First Love, Last Rites: Jesse Peretz’s Feature Directorial Debut

Set within the stark beauty of the Louisiana bayou, First Love, Last Rites, Jesse Peretz’s feature directorial debut, is an intimate drama about the idyllic romance of two misfits and its inevitable sad aftermath.

Though evoking an authentic locale, this adaptation of Ian McEwan’s short story is too claustrophobic in locale and too mundane in thematic range to generate the kind of enthusiasm that’s needed now a days for a big-screen presentation. Nonetheless, on its own terms, First Love, Last Rites is a well-acted, moderately engaging film that offers a number of rewards for supporters of American indies.

Joey (Giovanni Ribisi) and Sissel (Natasha Gregson Wagner) share an unappealing one-room house, raised above the ground by stilts. They spend most of their time talking, asking questions about their pasts–and above all exploring each other’s bodies in bed. The only interruption to their rustic affair comes from Adrian (Eli Marienthal), Sissel’s younger and lonely brother, who feels acutely the price of their parents’ separation. Annoyed by his noisy presence, whenever the couple wants to get rid of Adrian, they start stripping and making love. This element is used to a blackly comic effect in what is otherwise a slow-paced drama; pic could be trimmed by 10-15 minutes.

Sissel is estranged from her parents, but she wants Joey to meet her father, Henry (Hal Hartley regular, Robert John Burke), a talkative Vietnam vet whose wide concerns range from Eastern culture to fishing. Though friendly, Henry makes Joey uncomfortable, insisting on knowing whether he sleeps with his daughter, but somehow the two men become partners in a bizarre eel-catching business. While Joey makes traps for catching eels, Sissel gets a dull job at the local sugar factory.

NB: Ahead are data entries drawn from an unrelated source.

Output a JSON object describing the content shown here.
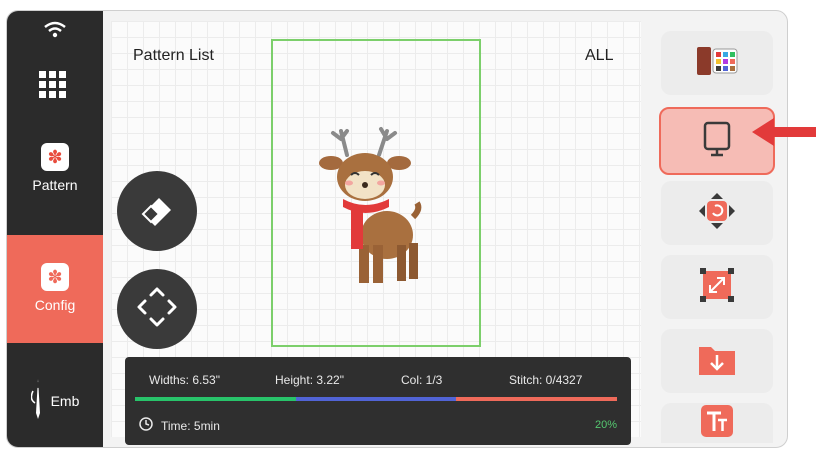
{
  "nav": {
    "pattern_label": "Pattern",
    "config_label": "Config",
    "emb_label": "Emb"
  },
  "canvas": {
    "title": "Pattern List",
    "filter": "ALL"
  },
  "info": {
    "widths": "Widths: 6.53\"",
    "height": "Height: 3.22\"",
    "col": "Col: 1/3",
    "stitch": "Stitch: 0/4327",
    "time": "Time: 5min",
    "percent": "20%",
    "progress": 0.2,
    "colors": [
      "#28c36a",
      "#5164d6",
      "#ef6a5a"
    ]
  },
  "icons": {
    "wifi": "wifi-icon",
    "apps": "grid-icon",
    "pattern": "pattern-icon",
    "config": "config-icon",
    "emb": "needle-icon",
    "eraser": "eraser-icon",
    "move": "move-icon",
    "thread": "thread-palette-icon",
    "frame": "frame-trace-icon",
    "rotate": "rotate-icon",
    "resize": "resize-icon",
    "folder": "folder-download-icon",
    "text": "text-edit-icon"
  },
  "colors": {
    "accent": "#ef6a5a",
    "nav_bg": "#2b2b2b",
    "frame_border": "#7ccf6b"
  }
}
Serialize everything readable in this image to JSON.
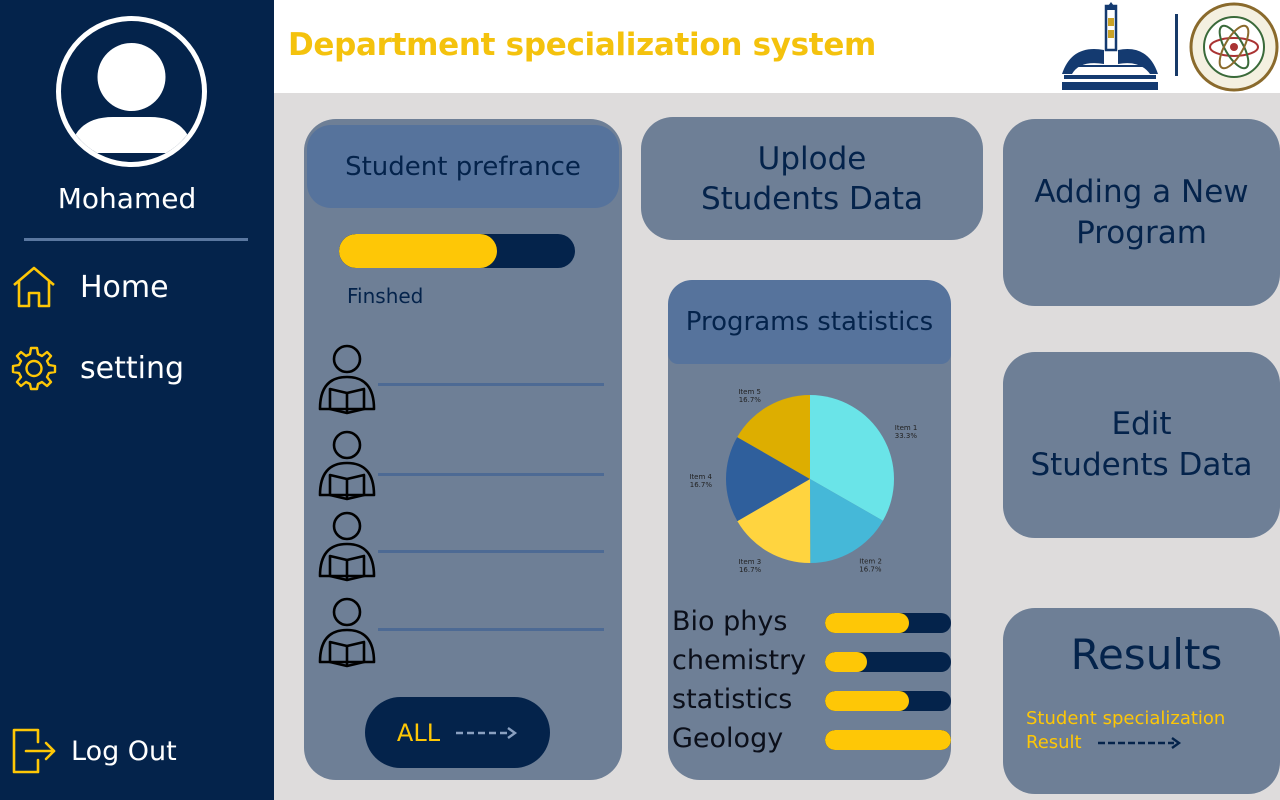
{
  "header": {
    "title": "Department specialization system",
    "logos": [
      "ain-shams-university-logo",
      "faculty-of-science-logo"
    ]
  },
  "sidebar": {
    "user_name": "Mohamed",
    "items": [
      {
        "label": "Home",
        "icon": "home-icon"
      },
      {
        "label": "setting",
        "icon": "gear-icon"
      }
    ],
    "logout_label": "Log Out"
  },
  "student_preference": {
    "title": "Student prefrance",
    "progress": 0.67,
    "status_label": "Finshed",
    "all_button_label": "ALL"
  },
  "upload_card": {
    "line1": "Uplode",
    "line2": "Students Data"
  },
  "programs_statistics": {
    "title": "Programs statistics",
    "programs": [
      {
        "name": "Bio phys",
        "level": 0.67
      },
      {
        "name": "chemistry",
        "level": 0.33
      },
      {
        "name": "statistics",
        "level": 0.67
      },
      {
        "name": "Geology",
        "level": 1.0
      }
    ]
  },
  "chart_data": {
    "type": "pie",
    "slices": [
      {
        "label": "Item 1",
        "value": 33.3,
        "display": "33.3%",
        "color": "#6ae4e8"
      },
      {
        "label": "Item 2",
        "value": 16.7,
        "display": "16.7%",
        "color": "#45b8d8"
      },
      {
        "label": "Item 3",
        "value": 16.7,
        "display": "16.7%",
        "color": "#ffd43f"
      },
      {
        "label": "Item 4",
        "value": 16.7,
        "display": "16.7%",
        "color": "#2f5f9c"
      },
      {
        "label": "Item 5",
        "value": 16.7,
        "display": "16.7%",
        "color": "#ddae00"
      }
    ]
  },
  "add_program_card": {
    "line1": "Adding a New",
    "line2": "Program"
  },
  "edit_card": {
    "line1": "Edit",
    "line2": "Students Data"
  },
  "results_card": {
    "title": "Results",
    "subtitle": "Student specialization",
    "link_label": "Result"
  },
  "colors": {
    "navy": "#04234b",
    "accent": "#fec706",
    "card": "#6e7f96",
    "card_header": "#56739c"
  }
}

Gradually, however, the initial excitement and infatuation gives way to boredom and ennui. The couple begins to argue and soon feelings of mistrust and mutual frustration tarnish their passionate affair. Before long, Joey and Sissel stop making love and cease communicating on any level.

Dissecting the essential–and universal–ingredients of first adolescent love, First Love is good at illustrating how initial thrills of freedom and lust gradually turn into confusion, fear and anxiety, particularly when the grand amour concerns innocent youngsters. The effects of divorce on both parents and children is also conveyed effectively.

It’s always a challenge to make an excitingly dramatic film about ennui, a task that is only partially achieved by helmer Peretz. In switching the locale of McEwan’s short story from an industrial seaside town in England to the hot Bayou country, Peretz has maintained the emotional core of the tale, but he has also aborted the poignancy, irony and black humor that the original material possessed.

This is a maiden effort and Peretz acquits himself honorably in evoking the right mood. He is greatly helped by his two youngsters, rising stars Natasha Gregson Wagner (Two Girls and a Guy) and Giovanni Ribisi (Suburbia), who look perfect for their parts. In highly modulated performances, Ribisi and Wagner show the fine line between intense and quiet feelings, sexual desire and alienation.

It’s time to celebrate the achievements of gifted lenser Tom Richmond (Straight to Hell, Little Odessa, Mother Night), who has shown remarkable diversity in endowing each film he has worked on with a distinctive look and rhythm.